I have been the Chair of the WFDF Ultimate Rules Committee since April 2009, and a member of the committee since June 2008. The Committee is made up of Ultimate players from a variety of countries, including USA, England, Germany, Australia and Japan. The bulk of the redrafting and editing is managed by the Rules Secretariat, a group of five experienced and dedicated committee members, four of which were involved in off field roles at The World Games in 2009.
The process for deciding how we redraft and amend the rules is generally based on several factors:
- making the rules as easy to understand as possible
- reflecting how the game is actually played
- reducing unnecessary stoppages
- tying up any loop holes we discover
- trying to align with the USA Ultimate (UPA) Rules
We have members who are on both the WFDF committee and UPA SRC so we are in quite a good position to be able to remove as many unnecessary differences between the WFDF and UPA Rules. For a sport with such a relatively small player base it seems strange to have two different sets of rules being used. I hope that one day we could all use the same rules, but I’m not sure how we will manage that. At the very least it would be good to remove as many as the noticeable differences between the two rules sets, which I think we are moving towards.
I got involved in the rules committee because I was quite passionate about the rules. As a self refereed sport I think that knowing and understanding the rules is hugely important. Sadly it’s almost all I think about. I recall waking up one night and fretting that I didn’t know how to resolve a specific scenario! I find the best way to learn the rules is to look them up. When something happens on the field that you aren’t sure about, don’t just rely on hearsay to know what to do. After the game, grab a copy of the rules and look it up.
I have been watching with interest what is happening in America with the use of Observers. It seems that there is a push for more and more of the calls to be in the control of the Observers, rather than the players. To me, this is a move away from Ultimate being a self-refereed sport, and to my knowledge, is not something WFDF is considering.
At World Games WFDF used Line Assistants to help players make calls about in/out and up/down (as well as make hand signals of what calls the players were making for the benefit of spectators/commentators).

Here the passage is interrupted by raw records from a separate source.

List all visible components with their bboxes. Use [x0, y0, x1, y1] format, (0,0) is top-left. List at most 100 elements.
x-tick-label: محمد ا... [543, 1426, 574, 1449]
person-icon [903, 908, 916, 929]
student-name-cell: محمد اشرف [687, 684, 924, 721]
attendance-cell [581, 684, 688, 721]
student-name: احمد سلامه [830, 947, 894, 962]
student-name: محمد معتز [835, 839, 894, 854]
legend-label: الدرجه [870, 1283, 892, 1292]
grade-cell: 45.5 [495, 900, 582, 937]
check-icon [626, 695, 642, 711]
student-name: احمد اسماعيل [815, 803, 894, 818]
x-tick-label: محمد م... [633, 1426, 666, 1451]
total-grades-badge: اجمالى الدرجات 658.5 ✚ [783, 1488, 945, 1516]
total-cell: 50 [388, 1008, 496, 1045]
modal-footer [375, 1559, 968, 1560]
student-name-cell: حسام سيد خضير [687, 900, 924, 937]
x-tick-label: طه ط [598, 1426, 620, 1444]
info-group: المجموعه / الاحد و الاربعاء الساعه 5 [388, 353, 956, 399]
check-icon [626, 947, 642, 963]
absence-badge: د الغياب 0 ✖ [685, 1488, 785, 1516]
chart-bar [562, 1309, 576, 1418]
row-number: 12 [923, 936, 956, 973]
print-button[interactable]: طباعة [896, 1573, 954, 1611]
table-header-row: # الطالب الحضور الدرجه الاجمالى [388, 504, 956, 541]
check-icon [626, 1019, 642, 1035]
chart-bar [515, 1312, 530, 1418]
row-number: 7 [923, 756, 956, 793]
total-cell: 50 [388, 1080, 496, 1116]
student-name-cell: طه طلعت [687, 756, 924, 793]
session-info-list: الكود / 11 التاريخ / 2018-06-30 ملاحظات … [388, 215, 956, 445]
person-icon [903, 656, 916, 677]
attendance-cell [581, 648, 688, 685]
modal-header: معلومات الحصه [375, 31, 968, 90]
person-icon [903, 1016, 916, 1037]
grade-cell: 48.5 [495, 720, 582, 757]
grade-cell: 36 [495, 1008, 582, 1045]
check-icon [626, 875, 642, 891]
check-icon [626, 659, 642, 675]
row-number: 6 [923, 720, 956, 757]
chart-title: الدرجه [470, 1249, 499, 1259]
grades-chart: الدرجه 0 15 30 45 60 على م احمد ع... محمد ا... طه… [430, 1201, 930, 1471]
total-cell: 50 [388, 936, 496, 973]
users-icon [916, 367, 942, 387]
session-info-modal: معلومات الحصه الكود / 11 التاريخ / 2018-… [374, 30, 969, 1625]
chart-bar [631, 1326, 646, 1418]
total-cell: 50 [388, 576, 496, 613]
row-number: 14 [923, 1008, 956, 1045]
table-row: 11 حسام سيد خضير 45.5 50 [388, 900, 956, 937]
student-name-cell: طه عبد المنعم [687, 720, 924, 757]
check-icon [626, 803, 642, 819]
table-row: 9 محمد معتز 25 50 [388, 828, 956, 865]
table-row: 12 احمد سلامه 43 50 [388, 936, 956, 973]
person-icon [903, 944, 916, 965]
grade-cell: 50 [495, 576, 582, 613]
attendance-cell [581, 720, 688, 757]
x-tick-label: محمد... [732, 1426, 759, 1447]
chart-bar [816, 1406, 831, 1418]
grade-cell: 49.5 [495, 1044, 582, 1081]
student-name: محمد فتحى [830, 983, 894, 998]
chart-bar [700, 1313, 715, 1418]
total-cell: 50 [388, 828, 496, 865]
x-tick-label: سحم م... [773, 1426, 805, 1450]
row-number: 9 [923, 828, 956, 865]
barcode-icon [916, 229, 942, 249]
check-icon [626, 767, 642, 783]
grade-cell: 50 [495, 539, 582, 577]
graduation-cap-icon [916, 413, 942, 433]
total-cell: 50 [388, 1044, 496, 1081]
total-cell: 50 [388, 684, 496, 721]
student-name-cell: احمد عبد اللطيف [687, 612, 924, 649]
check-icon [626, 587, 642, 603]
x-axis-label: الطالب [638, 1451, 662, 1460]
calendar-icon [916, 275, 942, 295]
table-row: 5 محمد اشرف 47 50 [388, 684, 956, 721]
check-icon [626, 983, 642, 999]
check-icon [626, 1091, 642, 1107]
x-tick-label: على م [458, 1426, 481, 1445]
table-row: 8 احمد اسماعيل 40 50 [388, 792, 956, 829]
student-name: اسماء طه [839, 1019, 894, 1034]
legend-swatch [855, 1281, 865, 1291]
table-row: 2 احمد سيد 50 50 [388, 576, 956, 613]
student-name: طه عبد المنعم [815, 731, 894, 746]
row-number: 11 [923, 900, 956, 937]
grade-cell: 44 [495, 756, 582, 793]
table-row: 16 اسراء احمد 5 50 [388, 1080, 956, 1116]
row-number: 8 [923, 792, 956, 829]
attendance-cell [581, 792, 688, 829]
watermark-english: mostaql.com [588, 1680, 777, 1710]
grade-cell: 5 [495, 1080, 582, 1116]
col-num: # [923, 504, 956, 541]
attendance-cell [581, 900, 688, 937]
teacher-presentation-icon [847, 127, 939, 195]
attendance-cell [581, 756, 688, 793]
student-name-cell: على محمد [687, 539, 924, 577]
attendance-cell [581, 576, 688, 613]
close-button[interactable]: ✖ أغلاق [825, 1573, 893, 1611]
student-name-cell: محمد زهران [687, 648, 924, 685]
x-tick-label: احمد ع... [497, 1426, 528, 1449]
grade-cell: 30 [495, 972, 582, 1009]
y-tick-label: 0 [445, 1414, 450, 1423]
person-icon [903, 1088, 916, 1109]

I thought this was a really good step that enabled players to make calls based on the best advice available.
I am interested in seeing if we can add to this role by allowing players to ask the Line Assistants questions about specific rules, but still leave the final decision up to the players. If players aren’t sure what a rule, is or what the correct interpretation is, they could ask a Line Assistant. The Line Assistant wouldn’t give their opinion on what had actually happened in a play, rather they could describe the rule that was relevant to that particular incident and leave the players to make the final decision. Too often players make calls that are actually not based on the rules.
My hope is that we can have a system where players can self referee, based on the most accurate information possible. So if someone isn’t sure if the disc was caught in bounds – ask someone who had a good perspective. If players can’t agree if the stall count is supposed to come in on 6 or 9, ask someone who knows. But I think these types of roles would only be needed at high level championships.
But that is as far as I would like it to go. I don’t think that self refereeing is just some nice feel good idea about how you can play sport; I actually think it is a really good way to fairly adjudicate sport. The part of playing a self refereed sport that I enjoy the most is that players are never trying to do something illegal while the referee isn’t looking, or faking that something happened when it didn’t.
Admittedly self-refereeing doesn’t always work and it can be abused by those who want to cheat, but referees don’t always get calls right either. However it should be difficult for just one player to bias a game with bad calls, as EVERYONE should act as a referee. It’s the one thing that I see that annoys me the most – players knowing their teammate did the wrong thing, or made the wrong call, and not saying anything. If you see a teammate make a bad call – you should tell them!
Note regarding WFDF Rules:
WFDF Rules will be used at WUCC 2010 in Prague. Players can find these rules here: http://www.wfdf.org/index.php?page=rules/index.htm.
There is also a new WFDF Rules Website here: http://www.wfdf.org/rules_ultimate which highlights the differences between USA Ultimate and WFDF Rules (also available here in PDF format: http://www.wfdf.org/rules/WFDF_2009_v_UPA_11_Rules.pdf)
The key new differences are regarding “Travel” and “Marking” Infractions. Videos for these rules can be found on the Rules Website, and here: http://www.youtube.com/user/wfdfultimaterules
Reuben Berg is the Chair of the WFDF Ultimate Rules Committee. He was the Captain of Australia at AOUC 2007, as well as the Assistant Coach of the Dingos and WUGC 2008, and of Australia at The World Games 2009.